當王曉來客棧喝酒時,他的災難就來了。
他當時還什麽都不知道,正抱著裴月,四處跟人說:“這是我女兒,她姓王,可愛嗎?”
李文花撂下菜,穿過人群一把揪住他的耳朵。
圍觀群眾立刻抱下裴月,方便李文花施展。
王曉眼淚汪汪:“小文,你幹啥?”
李文花將他拽到了後廚,“你完蛋了。”
“疼疼疼——”
“這就疼了,我還沒把你牙割下來呢。象牙?你哪來的錢買象牙?”
王曉掙紮著逃出她的魔爪:“別人送的,大家都是朋友,我不好意思拒絕,但我對扇子又不感興趣,就想著借花獻佛送給你嘛。對呀,我給你送禮了,你對我好一點嘛。”

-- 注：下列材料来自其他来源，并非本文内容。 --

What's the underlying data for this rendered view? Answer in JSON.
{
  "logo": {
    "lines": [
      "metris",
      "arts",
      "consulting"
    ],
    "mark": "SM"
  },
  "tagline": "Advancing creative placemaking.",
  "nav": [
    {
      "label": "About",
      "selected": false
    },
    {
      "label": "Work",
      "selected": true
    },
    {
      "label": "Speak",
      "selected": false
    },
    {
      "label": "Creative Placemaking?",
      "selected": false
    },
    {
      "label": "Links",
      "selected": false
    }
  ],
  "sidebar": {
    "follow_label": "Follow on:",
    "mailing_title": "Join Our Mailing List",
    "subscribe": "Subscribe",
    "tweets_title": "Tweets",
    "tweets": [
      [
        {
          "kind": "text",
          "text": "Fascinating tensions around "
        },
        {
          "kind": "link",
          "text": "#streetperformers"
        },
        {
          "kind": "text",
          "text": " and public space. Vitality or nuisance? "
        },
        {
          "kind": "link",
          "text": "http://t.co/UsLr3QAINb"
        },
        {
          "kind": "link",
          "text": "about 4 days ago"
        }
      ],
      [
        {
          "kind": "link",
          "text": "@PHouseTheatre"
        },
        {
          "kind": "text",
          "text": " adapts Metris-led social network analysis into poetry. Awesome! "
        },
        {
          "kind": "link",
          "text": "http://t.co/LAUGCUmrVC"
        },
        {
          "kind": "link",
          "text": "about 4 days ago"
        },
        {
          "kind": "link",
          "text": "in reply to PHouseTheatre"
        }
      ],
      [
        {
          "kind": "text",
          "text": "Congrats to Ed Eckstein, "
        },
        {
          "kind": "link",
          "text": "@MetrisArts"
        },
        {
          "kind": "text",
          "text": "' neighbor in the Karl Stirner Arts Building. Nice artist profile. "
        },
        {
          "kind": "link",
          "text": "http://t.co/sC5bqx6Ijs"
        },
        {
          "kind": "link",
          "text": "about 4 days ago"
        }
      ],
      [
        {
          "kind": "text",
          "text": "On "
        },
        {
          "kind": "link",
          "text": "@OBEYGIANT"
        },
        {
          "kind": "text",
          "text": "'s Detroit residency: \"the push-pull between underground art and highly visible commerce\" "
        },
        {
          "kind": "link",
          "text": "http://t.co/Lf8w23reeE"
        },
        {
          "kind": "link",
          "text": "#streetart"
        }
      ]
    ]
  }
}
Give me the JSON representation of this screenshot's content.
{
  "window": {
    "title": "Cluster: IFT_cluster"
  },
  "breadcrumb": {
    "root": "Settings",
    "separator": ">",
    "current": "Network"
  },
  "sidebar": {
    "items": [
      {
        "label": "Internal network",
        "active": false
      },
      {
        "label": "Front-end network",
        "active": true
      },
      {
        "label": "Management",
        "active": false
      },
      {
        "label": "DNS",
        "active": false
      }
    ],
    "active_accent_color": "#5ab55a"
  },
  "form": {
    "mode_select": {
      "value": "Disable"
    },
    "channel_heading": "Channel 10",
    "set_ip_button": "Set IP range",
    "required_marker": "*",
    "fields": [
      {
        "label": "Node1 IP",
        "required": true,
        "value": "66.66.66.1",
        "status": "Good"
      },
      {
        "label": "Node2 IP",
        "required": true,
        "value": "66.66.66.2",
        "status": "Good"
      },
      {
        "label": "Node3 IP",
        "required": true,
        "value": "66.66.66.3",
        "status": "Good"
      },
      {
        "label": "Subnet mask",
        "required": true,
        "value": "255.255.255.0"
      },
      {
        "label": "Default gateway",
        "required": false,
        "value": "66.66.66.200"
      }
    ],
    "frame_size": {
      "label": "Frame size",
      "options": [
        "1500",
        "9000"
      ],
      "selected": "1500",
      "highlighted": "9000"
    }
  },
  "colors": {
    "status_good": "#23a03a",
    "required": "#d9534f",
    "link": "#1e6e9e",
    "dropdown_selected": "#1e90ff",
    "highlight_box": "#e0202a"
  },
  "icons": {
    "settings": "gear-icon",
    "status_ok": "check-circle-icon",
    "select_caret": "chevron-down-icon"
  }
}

李文花怒視他:“你要是敢收受賄賂,給我以次充好,造成什麽事故,我不僅割你牙,我還要把你下麵通通割掉。”
王曉隻覺得腿下刮過一陣涼風,一個哆嗦,“不、不能。”
李文花嚇唬道:“我可沒跟你開玩笑,現在工部很多東西都是化學藥品,處理不好,容易發生意外,以次充好容易發生爆炸,就跟炸藥一樣,你就小命不保了!還記不記得你爹點燃的炸藥?”
王曉回憶起那天的場麵都後怕,連忙說:“我絕對不會在材料上麵以次充好,最多就是幫忙走走關係,一些木料之類的……”
李文花麵無表情的拿起刀,用力的往下一砍,鑲嵌在案板上。
王曉立刻改口:“不敢了,我保證從今以後當苦行僧。”
李文花:“說,你發誓,再貪汙受賄,燈滅你滅。”
王曉不敢瞎發誓,苦哈哈地說:“一分錢不收,那我還怎麽做慈善?”
“慈善?”
“都是一些柔弱可憐的人,顛沛流離,無依無靠,猶如浮萍一般。我這個人最喜歡扶危濟貧了,這是我的正義感。”他說的倒是很好聽。
李文花眉毛一挑:“王大少爺,隻怕你扶的是秦樓楚館之危,濟的是賭場酒館之貧。”
王曉理直氣壯道:“他們也是人,應該一視同仁。”
李文花深吸一口氣:“我知道你爛泥扶不上牆,但是,我既然把你扶起來了,你就得有個人樣。”
王曉拒絕:“我不,我就不想當人嘛,小文,我是紈絝子弟,天天招貓逗狗,夜宿秦樓楚館,我都習慣過這種日子了,我覺得牡丹花下死就是我最後的歸宿。你知道柳三變嗎?他就是一堆妓子籌錢給下的葬,我覺得這樣特別風光。”
“風光是嗎?那我也讓你風光一場。”李文花冷笑一聲,“王曉,如果你敢違背我今天的話,我會把你扒光了,讓一幫人抬著你遊街。你不會死,但你會社死。”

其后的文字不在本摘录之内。